By individually focusing on electron loss and gain, this method effectively compartmentalizes the complex interaction. Ultimately, combining the balanced half-reactions gives us a complete and balanced equation that accurately represents the redox process.

Oxidation States

Oxidation states, also known as oxidation numbers, are handy tools. They indicate the degree of oxidation of an atom in a substance. In a redox equation, these numbers change as reactions progress.
A prime example is chromium in the reaction: \( \mathrm{Cr}_{2} \mathrm{O}_{7}^{2-} \to \mathrm{Cr}^{3+} \). Here, chromium's oxidation state transitions from +6 to +3, depicting reduction. Similarly, in iron's change from \( \mathrm{Fe} \to \mathrm{Fe}^{3+} \), its oxidation state increases from 0 to +3, showing oxidation.

• Assign oxidation states to each element in the reactants and products.
• Identify changes in oxidation states to determine which species are oxidized and which are reduced.

Grasping this concept is fundamental in identifying and balancing redox reactions.

Electron Balancing

Electron balancing is a vital component in balancing redox reactions.

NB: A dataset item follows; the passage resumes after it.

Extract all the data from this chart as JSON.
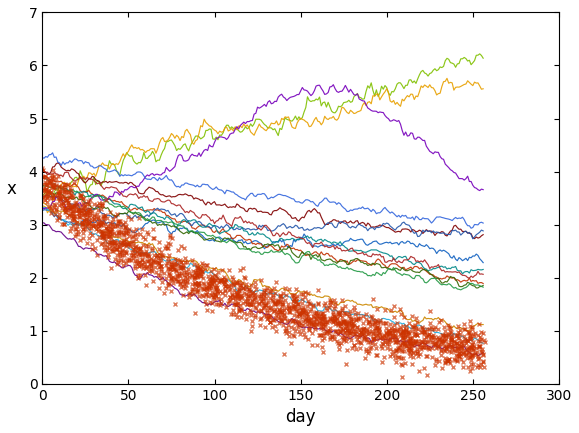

The main idea is that the total number of electrons lost during oxidation must equal the electrons gained during reduction. The half reaction method employs this concept in a systematic manner.
In balancing: - Chromium’s reduction requires 6 electrons. - Iron’s oxidation releases 3 electrons per atom.
To maintain balance, multiply the entire iron half-reaction by 2. Then, both half-reactions utilize or release a total of 6 electrons.
Using this method ensures that charge conservation remains consistent, which is crucial in achieving the final balanced equation.

Acidic Solution Redox Balancing

Balancing redox reactions in an acidic solution adds an additional layer. Here, hydrogen ions (\( \mathrm{H}^{+} \)) and water molecules often play a critical role in balancing atoms like oxygen and hydrogen:

• Add \( \mathrm{H}_{2} \mathrm{O} \) to balance oxygen atoms.
• Use \( \mathrm{H}^{+} \) ions to balance hydrogen atoms.

For the chromium half-reaction, adding 7 \( \mathrm{H}_{2} \mathrm{O} \) molecules balances the 14 oxygen atoms on the reactant side. Correspondingly, 14 \( \mathrm{H}^{+} \) ions ensure the hydrogen atoms are balanced.
This balancing process showcases how specific parameters change when working within an acidic medium, offering a methodical approach to maintaining equilibrium in complex redox systems.